Dengan kata lain, harta yang kita dapatkan dari hasil bekerja, bukan milik sendiri. Karena titipan Tuhan, harta tersebut harus bisa kita pertanggungjawabkan. 

"Harta juga dipandang sebagai cobaan, jangan mudah terbius oleh harta, jangan serakah," kata dia. 

Oleh karena itu, dalam perencanaan keuangan syariah, perbuatan yang dilakukan haruslah perbuatan yang baik dan memberikan berkah. Dari perbuatan yang baik ini, baru kita melakukan perencanaan keuangan secara syariah. 

Perencanaan syariah juga meliputi merencanakan pendapatan dan pengeluaran dengan baik, mengelola manajemen utang, perlindungan secara syariah (asuransi), serta investasi syariah. 

"Antara pendapatan dan pengeluaran harus dijalankan dalam koridor syariah. Pendapatan tidak hanya untuk mensejahterakan dunia saja, tetapi juga kehidupan di akhirat nanti," imbuh Mike. 

Baca Juga: Cermati Polis Asuransi agar Anda Tidak Merugi

Merencanakan penghasilan

Ketika merencanakan penghasilan, Mike bilang, seseorang tidak disarankan sekadar mencari uang, tapi juga dituntut untuk melakukannya berdasarkan ajaran Islam.

Contoh, mencari penghasilan dari bisnis. Sesuai prinsip syariah, Anda diharamkan untuk menjalankan bisnis pelacuran, perjudian, dan menipu orang. 

"Pilih bisnis yang sesuai dengan prinsip syariah, baik dari barang yang diproduksi, cara menjualnya, dan bagaimana menjalankan bisnis tersebut," beber Mike. 

Dalam perencanaan keuangan syariah, terdapat pula investasi. Investasi syariah adalah jenis-jenis investasi yang diperkenankan dalam syariat Islam. 

Ada beberapa cara berinvestasi syariah. Antara lain, menurut Rakhmi Permatasari, perencana keuangan dari Safir Senduk & Rekan, investasi jenis ini harus ada barang riilnya. 

"Misalnya, investasi di saham. Itu diperbolehkan karena ada perusahaannya. Tapi, kalau berinvestasi di indeks tidak boleh, karena itu tidak ada barangnya," ungkap Rakhmi. 

Cara-cara investasi konvensional sepanjang tidak melanggar ketentuan syariah tetap diperbolehkan dalam kegiatan perencanaan keuangan syariah. Ambil contoh, berinvestasi dalam bentuk tanah.

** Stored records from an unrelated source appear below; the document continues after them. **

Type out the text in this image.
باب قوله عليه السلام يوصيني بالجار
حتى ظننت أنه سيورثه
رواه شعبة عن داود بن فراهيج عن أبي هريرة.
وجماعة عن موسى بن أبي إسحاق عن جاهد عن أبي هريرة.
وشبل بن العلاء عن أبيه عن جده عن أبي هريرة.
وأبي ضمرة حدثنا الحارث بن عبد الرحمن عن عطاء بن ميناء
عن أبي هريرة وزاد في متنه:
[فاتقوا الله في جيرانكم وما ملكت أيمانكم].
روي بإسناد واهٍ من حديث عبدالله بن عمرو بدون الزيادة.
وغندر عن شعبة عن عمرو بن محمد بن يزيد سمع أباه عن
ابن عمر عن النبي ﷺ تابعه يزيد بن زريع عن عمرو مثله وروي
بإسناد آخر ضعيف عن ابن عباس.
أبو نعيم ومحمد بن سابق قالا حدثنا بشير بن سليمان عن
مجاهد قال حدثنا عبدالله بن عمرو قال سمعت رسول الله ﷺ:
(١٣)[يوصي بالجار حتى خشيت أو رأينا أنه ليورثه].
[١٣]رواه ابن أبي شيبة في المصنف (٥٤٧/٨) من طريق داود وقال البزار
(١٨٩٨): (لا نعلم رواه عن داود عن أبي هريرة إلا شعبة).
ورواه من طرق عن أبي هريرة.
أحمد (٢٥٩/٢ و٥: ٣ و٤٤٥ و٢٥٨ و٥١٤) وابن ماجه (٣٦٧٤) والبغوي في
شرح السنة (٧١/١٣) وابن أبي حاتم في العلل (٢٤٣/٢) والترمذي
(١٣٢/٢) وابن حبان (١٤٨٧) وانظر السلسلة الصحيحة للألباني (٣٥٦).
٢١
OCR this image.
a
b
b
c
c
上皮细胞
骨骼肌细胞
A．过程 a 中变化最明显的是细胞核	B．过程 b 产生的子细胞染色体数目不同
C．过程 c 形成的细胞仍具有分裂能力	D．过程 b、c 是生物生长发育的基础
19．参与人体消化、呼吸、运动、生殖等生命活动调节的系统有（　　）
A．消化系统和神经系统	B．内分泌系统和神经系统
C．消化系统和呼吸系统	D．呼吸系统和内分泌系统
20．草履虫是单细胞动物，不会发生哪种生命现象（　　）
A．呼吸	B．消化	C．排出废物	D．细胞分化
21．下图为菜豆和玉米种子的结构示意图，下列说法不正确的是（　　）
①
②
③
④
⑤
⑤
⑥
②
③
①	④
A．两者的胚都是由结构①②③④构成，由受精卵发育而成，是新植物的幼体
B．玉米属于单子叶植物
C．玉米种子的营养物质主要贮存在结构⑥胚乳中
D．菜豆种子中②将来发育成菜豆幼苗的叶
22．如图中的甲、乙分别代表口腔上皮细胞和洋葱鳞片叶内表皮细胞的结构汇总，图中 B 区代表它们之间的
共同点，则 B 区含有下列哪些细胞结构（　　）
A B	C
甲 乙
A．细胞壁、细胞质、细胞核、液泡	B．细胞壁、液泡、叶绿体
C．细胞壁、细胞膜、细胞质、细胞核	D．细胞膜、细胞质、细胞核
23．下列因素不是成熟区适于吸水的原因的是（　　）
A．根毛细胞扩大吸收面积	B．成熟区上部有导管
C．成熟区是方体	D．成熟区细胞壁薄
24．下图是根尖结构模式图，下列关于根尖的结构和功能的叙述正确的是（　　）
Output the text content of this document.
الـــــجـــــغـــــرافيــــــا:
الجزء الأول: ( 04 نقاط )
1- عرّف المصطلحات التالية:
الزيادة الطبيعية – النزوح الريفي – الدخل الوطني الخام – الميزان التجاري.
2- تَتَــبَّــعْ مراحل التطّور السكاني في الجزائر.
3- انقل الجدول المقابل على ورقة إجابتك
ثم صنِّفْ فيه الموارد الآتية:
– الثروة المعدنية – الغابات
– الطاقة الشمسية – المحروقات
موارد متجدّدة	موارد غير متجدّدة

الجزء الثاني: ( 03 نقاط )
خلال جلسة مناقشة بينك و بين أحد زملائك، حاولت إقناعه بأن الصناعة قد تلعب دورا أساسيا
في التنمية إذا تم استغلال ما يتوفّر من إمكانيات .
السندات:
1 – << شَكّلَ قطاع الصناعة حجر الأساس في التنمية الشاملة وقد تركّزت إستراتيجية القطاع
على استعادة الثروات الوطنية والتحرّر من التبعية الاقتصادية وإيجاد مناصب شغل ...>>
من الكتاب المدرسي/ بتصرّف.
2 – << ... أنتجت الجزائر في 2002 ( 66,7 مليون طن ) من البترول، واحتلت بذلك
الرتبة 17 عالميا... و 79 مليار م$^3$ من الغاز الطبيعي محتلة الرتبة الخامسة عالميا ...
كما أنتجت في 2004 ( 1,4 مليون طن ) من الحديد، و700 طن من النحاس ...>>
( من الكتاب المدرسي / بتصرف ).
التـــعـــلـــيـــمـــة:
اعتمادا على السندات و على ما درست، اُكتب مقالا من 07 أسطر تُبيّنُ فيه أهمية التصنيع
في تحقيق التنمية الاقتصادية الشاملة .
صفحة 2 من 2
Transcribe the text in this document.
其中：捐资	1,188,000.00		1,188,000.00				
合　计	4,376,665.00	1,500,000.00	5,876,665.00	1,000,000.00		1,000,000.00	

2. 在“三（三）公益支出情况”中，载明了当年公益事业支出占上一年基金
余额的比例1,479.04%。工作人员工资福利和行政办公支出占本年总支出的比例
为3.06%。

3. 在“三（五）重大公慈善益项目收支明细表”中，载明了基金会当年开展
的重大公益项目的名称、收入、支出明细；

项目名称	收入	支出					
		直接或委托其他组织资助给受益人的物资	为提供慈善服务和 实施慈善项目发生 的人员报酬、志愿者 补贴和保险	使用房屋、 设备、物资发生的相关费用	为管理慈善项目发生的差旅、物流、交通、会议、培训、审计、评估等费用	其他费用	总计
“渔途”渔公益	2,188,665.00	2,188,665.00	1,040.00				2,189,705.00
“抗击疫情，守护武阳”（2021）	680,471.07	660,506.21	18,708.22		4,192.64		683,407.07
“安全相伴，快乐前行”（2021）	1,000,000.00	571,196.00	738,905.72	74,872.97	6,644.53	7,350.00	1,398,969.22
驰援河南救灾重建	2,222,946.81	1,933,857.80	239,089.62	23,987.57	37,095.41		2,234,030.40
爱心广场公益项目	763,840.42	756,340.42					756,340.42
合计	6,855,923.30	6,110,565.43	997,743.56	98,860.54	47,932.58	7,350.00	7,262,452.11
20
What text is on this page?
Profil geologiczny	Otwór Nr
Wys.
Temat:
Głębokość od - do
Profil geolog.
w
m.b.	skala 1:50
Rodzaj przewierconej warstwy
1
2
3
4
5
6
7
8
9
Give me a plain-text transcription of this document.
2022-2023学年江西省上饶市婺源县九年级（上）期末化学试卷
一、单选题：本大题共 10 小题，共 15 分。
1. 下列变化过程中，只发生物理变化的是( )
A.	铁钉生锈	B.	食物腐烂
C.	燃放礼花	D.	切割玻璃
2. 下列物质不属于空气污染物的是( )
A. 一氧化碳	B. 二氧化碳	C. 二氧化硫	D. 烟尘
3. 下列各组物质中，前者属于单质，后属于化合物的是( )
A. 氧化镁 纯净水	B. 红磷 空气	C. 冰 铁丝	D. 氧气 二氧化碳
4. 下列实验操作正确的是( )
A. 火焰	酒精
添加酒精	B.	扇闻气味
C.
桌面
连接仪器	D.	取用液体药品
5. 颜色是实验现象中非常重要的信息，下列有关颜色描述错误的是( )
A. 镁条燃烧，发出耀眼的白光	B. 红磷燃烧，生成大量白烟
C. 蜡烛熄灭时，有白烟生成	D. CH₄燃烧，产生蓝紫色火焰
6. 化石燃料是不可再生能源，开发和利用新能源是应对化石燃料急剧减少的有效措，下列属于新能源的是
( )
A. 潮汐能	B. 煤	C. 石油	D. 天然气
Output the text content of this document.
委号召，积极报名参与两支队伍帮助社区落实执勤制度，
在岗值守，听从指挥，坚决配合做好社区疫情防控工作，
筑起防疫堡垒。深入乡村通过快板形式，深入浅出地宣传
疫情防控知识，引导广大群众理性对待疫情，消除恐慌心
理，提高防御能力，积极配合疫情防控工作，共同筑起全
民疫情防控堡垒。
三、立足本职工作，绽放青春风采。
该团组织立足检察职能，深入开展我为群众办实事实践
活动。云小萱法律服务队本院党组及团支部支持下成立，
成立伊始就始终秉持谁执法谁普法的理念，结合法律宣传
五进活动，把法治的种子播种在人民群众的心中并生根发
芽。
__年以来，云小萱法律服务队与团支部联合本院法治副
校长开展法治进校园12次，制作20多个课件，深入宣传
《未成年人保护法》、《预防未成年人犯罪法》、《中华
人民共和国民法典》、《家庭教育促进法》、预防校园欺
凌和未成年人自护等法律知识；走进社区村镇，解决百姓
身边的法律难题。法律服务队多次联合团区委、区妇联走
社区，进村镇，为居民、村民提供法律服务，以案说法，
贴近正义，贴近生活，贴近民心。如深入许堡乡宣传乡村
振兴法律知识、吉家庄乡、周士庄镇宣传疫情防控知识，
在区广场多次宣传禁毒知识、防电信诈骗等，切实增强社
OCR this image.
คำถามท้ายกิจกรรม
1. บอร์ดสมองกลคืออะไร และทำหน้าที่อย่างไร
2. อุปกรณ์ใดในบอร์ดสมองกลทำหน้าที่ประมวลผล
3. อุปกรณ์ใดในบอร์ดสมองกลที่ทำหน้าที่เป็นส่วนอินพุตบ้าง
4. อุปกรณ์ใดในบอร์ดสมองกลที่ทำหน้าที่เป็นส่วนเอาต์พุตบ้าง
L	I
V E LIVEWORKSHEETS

Namun, bila tanah itu tidak dimanfaatkan, maka investasi tanah tersebut tidak diperkenankan. 

Baca Juga: Sangat Mudah Dipakai, Marilah Bijak Menggunakan Fitur Paylater, Moms

Hindari riba Jadi, apabila Anda akan berinvestasi dalam bentuk tanah, tanah yang diharapkan kenaikan harganya itu harus dimanfaatkan tidak boleh ditelantarkan. Tanah itu, contohnya, dapat disewakan kepada penggarap atau dikelola sendiri untuk mendatangkan manfaat. Tanah tidak boleh ditelantarkan. 

"Itu namanya harta mubazir. Harta harus dialirkan, tak boleh menumpuk saja," tegas Mike. 

Hal yang membedakan perencanaan keuangan syariah dan konvensional adalah pemilihan produk investasi yang digunakan. Investasi dalam perencanaan keuangan syariah mesti sesuai dengan syariah Islam, yaitu deposito bagi hasil di bank syariah, asuransi syariah, dan reksadana syariah.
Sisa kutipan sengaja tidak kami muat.